В силу своей теоретической ориентации бихевиористы, говоря о депрессии, как правило, не анализируют дискретные аффекты и аффективно-когнитивные интеракции. Разработанные ими теории могут оказаться полезными с точки зрения создания подходов к изучению причин определенных поведенческих реакций депрессивных людей. Костелло (Costello, 1972) пишет, что классическая теория научения, в которой депрессия рассматривается как утрата подкрепления, не может адекватно объяснить все клинические случаи депрессии. В качестве примера он приводит случай, когда мужчина, потеряв жену, отказывается от пищи: пища как положительный стимул, хотя и на время, но утратила для него свою эффективность. В своей критике Костелло, однако, не выходит за рамки бихевиористских традиций и традиций теории научения; он утверждает, что феномен депрессии объясняется не утратой подкрепления адаптивных форм поведения, а утратой эффективности подкрепляющего стимула. Пытаясь расширить свою теорию научения, Костелло выдвигает гипотезу, что утрата эффективности подкрепляющего стимула может быть вызвана биохимическими и нейрофизиологическими факторами. По его мнению, модель депрессии, разработанная Селигманом в результате экспериментов над животными, не применима к анализу депрессии у человека (Costello, 1978) [37, c.168].

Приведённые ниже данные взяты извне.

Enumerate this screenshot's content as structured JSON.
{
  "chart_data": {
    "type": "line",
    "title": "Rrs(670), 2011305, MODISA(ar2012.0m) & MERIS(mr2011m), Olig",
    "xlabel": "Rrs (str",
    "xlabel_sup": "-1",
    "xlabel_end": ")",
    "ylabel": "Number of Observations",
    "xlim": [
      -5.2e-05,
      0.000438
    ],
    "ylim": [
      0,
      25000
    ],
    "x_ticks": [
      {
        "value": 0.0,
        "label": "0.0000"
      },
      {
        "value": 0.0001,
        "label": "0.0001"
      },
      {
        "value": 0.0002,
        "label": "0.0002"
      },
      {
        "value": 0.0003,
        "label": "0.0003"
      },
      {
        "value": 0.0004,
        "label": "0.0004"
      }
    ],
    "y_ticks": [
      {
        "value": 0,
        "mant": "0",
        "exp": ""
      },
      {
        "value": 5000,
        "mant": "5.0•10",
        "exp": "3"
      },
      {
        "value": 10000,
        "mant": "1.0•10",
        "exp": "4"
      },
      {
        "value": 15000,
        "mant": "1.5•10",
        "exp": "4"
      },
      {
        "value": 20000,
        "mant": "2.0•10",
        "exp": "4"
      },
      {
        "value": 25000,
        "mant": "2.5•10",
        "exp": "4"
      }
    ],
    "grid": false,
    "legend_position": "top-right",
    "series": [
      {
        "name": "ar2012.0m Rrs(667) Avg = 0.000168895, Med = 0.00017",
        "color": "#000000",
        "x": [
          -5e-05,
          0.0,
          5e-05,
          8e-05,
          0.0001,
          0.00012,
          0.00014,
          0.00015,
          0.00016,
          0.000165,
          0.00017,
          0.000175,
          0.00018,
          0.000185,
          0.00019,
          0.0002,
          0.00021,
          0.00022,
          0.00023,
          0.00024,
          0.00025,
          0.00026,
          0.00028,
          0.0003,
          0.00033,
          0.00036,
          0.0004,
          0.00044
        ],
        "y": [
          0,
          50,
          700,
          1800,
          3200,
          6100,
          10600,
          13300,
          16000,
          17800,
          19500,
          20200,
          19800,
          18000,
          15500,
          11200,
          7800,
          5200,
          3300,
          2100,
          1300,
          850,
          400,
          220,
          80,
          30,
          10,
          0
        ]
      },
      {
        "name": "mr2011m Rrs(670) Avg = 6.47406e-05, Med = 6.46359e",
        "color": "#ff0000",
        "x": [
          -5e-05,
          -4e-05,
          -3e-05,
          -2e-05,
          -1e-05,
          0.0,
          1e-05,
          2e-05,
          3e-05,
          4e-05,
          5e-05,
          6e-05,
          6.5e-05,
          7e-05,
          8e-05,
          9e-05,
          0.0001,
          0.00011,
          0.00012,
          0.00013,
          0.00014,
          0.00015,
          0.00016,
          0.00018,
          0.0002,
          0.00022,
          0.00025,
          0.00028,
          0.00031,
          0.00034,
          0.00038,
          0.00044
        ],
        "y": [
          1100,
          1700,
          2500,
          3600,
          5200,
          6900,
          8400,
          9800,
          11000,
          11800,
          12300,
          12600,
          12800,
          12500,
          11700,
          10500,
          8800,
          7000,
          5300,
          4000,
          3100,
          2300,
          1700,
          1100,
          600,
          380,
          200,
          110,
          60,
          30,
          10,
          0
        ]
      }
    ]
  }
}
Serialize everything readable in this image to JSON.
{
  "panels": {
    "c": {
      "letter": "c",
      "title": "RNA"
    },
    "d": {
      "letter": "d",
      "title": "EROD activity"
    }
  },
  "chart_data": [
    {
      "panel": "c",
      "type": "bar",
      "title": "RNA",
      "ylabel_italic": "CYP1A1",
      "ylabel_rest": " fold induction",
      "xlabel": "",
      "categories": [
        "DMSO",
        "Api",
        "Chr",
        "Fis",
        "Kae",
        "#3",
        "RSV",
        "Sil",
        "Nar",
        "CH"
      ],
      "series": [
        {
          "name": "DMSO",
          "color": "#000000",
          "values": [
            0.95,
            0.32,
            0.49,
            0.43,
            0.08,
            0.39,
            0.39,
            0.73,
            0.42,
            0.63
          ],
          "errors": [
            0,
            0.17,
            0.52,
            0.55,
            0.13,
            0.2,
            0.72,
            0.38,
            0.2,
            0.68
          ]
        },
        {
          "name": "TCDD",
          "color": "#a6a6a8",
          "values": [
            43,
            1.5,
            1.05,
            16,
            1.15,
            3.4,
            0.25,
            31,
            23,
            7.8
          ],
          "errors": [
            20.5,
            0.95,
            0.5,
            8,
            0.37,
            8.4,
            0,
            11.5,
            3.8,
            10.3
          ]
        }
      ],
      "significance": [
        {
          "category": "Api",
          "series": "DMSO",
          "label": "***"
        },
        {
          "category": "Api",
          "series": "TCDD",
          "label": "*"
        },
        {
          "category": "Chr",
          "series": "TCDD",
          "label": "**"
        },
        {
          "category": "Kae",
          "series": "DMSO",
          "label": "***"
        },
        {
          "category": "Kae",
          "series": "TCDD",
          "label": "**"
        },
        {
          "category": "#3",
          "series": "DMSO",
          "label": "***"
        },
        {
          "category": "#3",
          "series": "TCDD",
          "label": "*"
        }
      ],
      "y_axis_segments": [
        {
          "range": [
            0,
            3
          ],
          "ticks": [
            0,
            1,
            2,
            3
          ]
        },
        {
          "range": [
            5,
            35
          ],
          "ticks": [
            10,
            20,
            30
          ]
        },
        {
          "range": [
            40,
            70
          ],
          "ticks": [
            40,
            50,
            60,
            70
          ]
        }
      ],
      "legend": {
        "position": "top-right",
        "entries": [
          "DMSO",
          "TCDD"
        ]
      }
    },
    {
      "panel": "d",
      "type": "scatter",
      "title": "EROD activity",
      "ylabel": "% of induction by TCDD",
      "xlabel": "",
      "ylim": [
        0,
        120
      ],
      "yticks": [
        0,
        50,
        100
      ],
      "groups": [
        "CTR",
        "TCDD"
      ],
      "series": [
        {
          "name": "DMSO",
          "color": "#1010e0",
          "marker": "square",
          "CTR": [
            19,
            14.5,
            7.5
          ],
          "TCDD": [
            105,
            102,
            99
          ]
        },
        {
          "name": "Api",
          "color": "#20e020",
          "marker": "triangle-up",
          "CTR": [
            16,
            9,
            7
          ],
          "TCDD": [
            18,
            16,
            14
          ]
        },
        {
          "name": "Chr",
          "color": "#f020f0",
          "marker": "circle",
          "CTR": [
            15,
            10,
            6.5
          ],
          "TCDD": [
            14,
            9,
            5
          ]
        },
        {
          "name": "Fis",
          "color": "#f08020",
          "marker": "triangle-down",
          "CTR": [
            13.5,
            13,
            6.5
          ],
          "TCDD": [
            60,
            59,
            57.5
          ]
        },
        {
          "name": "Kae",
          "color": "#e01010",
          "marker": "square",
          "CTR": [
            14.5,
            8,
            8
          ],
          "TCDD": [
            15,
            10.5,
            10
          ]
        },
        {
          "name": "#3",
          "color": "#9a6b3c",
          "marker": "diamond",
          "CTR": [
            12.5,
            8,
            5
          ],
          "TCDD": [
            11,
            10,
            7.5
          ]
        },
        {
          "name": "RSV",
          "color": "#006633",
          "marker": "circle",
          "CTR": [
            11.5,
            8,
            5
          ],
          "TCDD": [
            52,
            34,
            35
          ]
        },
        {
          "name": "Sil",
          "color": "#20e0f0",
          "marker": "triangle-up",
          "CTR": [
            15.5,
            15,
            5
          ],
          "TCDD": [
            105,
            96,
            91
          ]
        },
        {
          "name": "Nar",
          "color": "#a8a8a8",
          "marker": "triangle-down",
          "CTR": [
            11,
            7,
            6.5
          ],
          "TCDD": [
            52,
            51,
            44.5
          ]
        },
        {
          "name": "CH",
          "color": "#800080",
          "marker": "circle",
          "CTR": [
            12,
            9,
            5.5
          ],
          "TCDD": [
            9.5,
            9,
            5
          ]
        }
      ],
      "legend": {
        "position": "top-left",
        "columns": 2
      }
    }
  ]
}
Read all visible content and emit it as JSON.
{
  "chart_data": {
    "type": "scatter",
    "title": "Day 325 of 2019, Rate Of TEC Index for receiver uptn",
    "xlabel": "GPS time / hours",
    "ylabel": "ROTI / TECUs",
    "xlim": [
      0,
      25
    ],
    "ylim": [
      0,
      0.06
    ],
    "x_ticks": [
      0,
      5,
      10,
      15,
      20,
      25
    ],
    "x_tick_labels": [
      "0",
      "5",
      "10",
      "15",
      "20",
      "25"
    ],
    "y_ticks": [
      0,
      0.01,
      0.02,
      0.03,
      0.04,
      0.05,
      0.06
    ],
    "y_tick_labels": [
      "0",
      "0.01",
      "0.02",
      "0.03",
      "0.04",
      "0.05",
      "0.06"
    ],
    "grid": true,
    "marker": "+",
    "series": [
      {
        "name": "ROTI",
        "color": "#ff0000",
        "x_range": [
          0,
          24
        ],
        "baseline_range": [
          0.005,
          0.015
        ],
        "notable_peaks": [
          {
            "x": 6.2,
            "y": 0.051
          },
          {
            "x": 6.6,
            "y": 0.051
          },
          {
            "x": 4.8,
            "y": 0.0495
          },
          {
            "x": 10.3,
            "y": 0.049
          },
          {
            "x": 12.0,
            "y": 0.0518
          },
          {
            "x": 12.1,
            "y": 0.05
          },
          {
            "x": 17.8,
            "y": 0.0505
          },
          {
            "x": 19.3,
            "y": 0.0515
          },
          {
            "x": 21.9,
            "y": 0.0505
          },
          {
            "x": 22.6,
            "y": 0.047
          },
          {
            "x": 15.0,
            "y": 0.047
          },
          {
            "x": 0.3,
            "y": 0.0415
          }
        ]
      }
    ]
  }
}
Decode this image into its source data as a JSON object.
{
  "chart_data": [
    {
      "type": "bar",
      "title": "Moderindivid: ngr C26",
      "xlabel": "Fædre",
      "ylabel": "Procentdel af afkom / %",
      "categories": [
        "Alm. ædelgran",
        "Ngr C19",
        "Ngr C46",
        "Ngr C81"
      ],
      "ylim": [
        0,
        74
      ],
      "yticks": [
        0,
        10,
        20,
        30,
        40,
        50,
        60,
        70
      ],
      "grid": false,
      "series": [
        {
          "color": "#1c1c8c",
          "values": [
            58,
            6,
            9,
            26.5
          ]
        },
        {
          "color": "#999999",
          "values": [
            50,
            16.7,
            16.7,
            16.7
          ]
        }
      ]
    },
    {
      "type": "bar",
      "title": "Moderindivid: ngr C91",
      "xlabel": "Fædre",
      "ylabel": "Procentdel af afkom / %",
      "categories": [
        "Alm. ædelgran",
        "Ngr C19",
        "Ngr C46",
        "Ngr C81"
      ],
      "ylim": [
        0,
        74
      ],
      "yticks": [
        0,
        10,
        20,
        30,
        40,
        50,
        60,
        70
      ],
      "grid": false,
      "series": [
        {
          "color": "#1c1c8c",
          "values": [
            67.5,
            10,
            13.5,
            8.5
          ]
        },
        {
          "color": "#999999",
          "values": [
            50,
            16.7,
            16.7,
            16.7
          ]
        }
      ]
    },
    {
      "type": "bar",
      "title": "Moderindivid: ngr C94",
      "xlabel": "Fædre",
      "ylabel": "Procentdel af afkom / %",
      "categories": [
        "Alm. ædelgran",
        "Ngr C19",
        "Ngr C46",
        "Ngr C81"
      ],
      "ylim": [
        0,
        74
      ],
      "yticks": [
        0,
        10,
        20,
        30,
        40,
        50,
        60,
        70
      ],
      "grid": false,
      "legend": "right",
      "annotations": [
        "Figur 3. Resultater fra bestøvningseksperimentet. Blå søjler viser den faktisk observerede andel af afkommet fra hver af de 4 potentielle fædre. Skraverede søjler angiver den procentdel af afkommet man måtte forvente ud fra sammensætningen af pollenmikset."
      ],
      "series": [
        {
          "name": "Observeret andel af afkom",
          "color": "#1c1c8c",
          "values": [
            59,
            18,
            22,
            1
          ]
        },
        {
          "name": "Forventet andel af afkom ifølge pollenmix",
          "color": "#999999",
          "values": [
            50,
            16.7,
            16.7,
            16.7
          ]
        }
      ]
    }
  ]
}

Говоря о психоаналитической традиции анализа депрессии, прежде всего следует остановиться на трактовке происхождения и роли различных дискретных эмоций. Все психоаналитики сходятся в том, что эмоция печали является частью депрессивного синдрома (Bibring, 1968). Печаль, по их мнению, возникает в результате действительной или воображаемой утраты, которая угрожает самоуважению, самоуверенности и эмоциональной безопасности индивида. Психоаналитики считают, что предрасположенность к печали формируется на оральной стадии младенчества, в период максимальной беспомощности и зависимости индивида.
Второй эмоцией, которую большинство психоаналитиков вслед за Абрахамом (Abraham, 1911/1968) считают компонентом депрессивного синдрома, является эмоция гнева. Все теоретики психоанализа согласны с тем, что гнев и враждебность, наблюдаемые при депрессии, берут начало из ранней фрустрации и тенденции к фиксации на ранней оральной и орально-садистической стадиях психосексуального развития. Некоторые специалисты (Frornm-Reichmann, 1953; Bibring, 1968), однако, отводят гневу и враждебности меньшую роль [15. c.134].
С депрессией психоаналитики связывают и чувство вины. Радо (Rado, 1968), например, считает настроение мрачного раскаяния доминирующим в депрессивном синдроме. Само словосочетание "мрачное раскаяние" подразумевает комбинацию печали и вины. Чувство вины, согласно психоаналитической схеме, возникает вследствие плохо контролируемого гнева и ярости и детерминированного ими поведения.